Majella Rippington and Edel Banahan, sisters of the late Celine Murphy (50), of "Genazzano", Old Naas Road in Dublin, claim undue influence was used to get Celine to sign the will so that Mary Butler, from Straffan, Kildare, would get the proceeds which include an apartment.
The case is also against the executor of the will, Tridentine Bishop Michael Cox who set up the Irish Orthodox Catholic and Apostolic Church.
The defendants deny the claim that Ms Murphy was under undue influence.
They say Ms Butler and Celine, who was single and had no children, had been close friends for many years.
They say Celine entrusted the will for safekeeping to Bishop Cox and instructed him the contents were not to be disclosed until three weeks after her death which occurred on March 15, 2011.
They say Celine, on a regular visit to Ms Butler's home, on March 8, 2011, a week before she died, produced the hand written will from her handbag and asked Ms Butler and her (Butler's) daughter Joanna to witness it.

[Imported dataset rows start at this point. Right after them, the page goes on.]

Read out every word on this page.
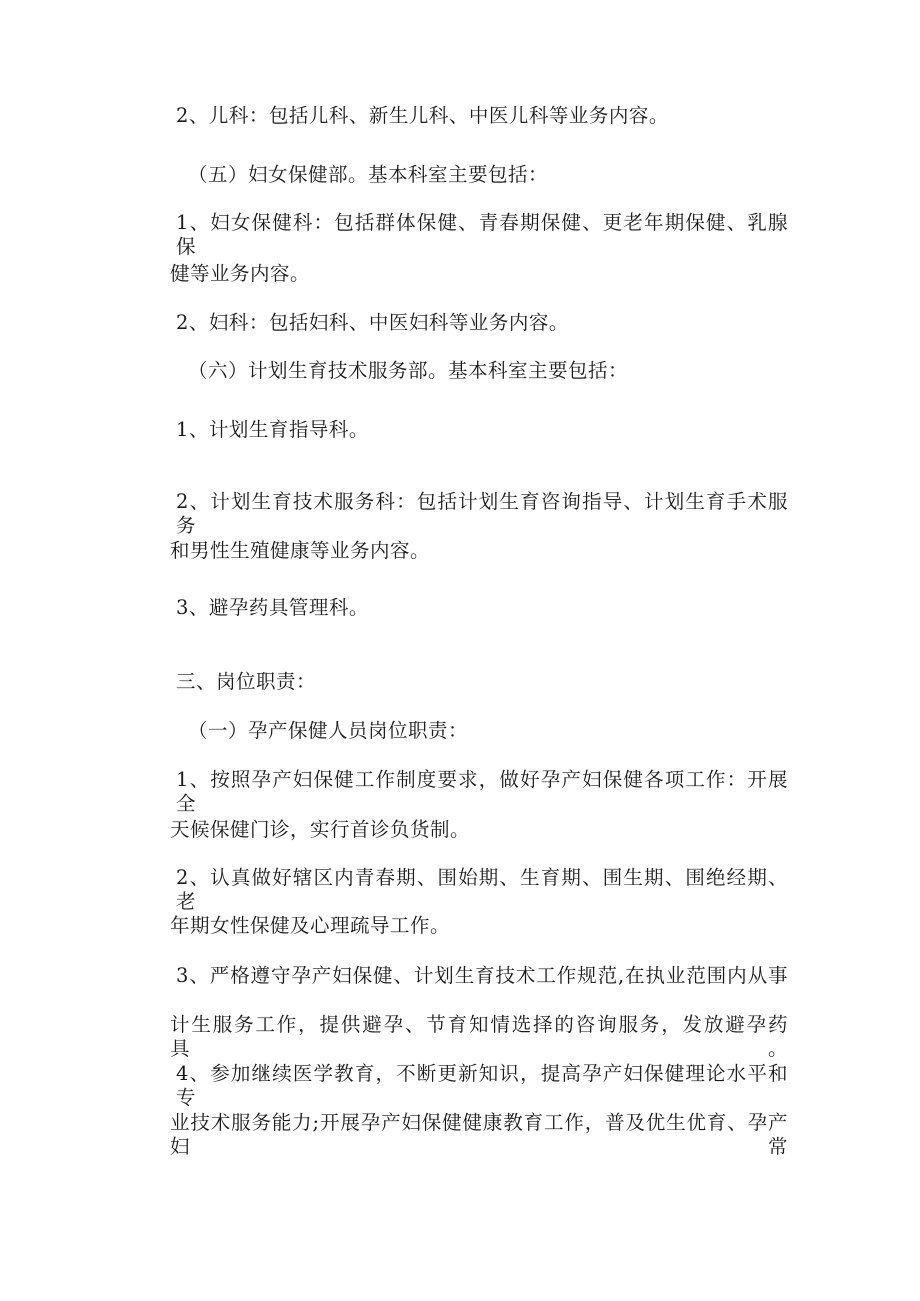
2、儿科：包括儿科、新生儿科、中医儿科等业务内容。
（五）妇女保健部。基本科室主要包括：
1、妇女保健科：包括群体保健、青春期保健、更老年期保健、乳腺保
健等业务内容。
2、妇科：包括妇科、中医妇科等业务内容。
（六）计划生育技术服务部。基本科室主要包括：
1、计划生育指导科。
2、计划生育技术服务科：包括计划生育咨询指导、计划生育手术服务
和男性生殖健康等业务内容。
3、避孕药具管理科。
三、岗位职责：
（一）孕产保健人员岗位职责：
1、按照孕产妇保健工作制度要求，做好孕产妇保健各项工作：开展全
天候保健门诊，实行首诊负货制。
2、认真做好辖区内青春期、围始期、生育期、围生期、围绝经期、老
年期女性保健及心理疏导工作。
3、严格遵守孕产妇保健、计划生育技术工作规范,在执业范围内从事
计生服务工作，提供避孕、节育知情选择的咨询服务，发放避孕药具。
4、参加继续医学教育，不断更新知识，提高孕产妇保健理论水平和专
业技术服务能力;开展孕产妇保健健康教育工作，普及优生优育、孕产妇常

They say she was of sound mind and have counter-claimed seeking an order that the will is valid.
Majella Rippington, who is representing herself, her husband Shaun Rippington and her sister Edel, told the court Celine was physically and mentally incapable of making the will on March 8, 2011.
Celine, who was 34 years a hair stylist and worked with David Marshall's in Dawson Street, Dublin, left an estate including an apartment and a life insurance policy allegedly worth €240,000, she says. The defendants claim the total value of the estate was €283,000 which Mrs Rippington disputes.
Mrs Rippington also says Ms Butler is seeking Celine's share in the former family home on the Old Naas Road as their mother, Catherine Murphy, died shortly after Celine and left the house to her four children.
Mrs Rippington told the court she believed Ms Butler was "a parasitic type of person who got into my sister's life". She claimed it was Mrs Butler advised her to buy the apartment in 2004 which was completely unsuitable for her needs and over mortgaged.
Mrs Rippington, who is a property letting agent, said she advised her sister against the purchase of the apartment but Celine was very headstrong and would not listen to members of her family. However, Celine was quite particular about her affairs and would not have arranged her will in the way she did, she said.
Whenever Mrs Rippington found Celine in the company of Mrs Butler, her sister would not engage with her. Mrs Butler also never came to the family home when their (Murphys') mother was there, she said.
Mrs Rippington also claimed that in January 2011, after a liver biospy confirmed Celine's cancer was terminal, Mrs Butler took her to a faith healer in Galway when she was in no fit state to travel that distance.
Due to a serious complication from to her cancer, which led to gangrene in her fingers, she was not physically able to do the simplest of tasks, including picking up a pen to sign a a will, Mrs Rippington said. She was also not fit to drive herself to Staffan to get the will witnessed, she said.
Dr David Fennelly, consultant oncologist, said Celine was admitted to St Vincent's Hospital in Dublin on March 9, the day after the will was signed.
While the digital ischemia in her fingers may have affected her physical capacity, he did not believe her mental capacity was affected.
The case continues before Mr Justice Seamus Noonan.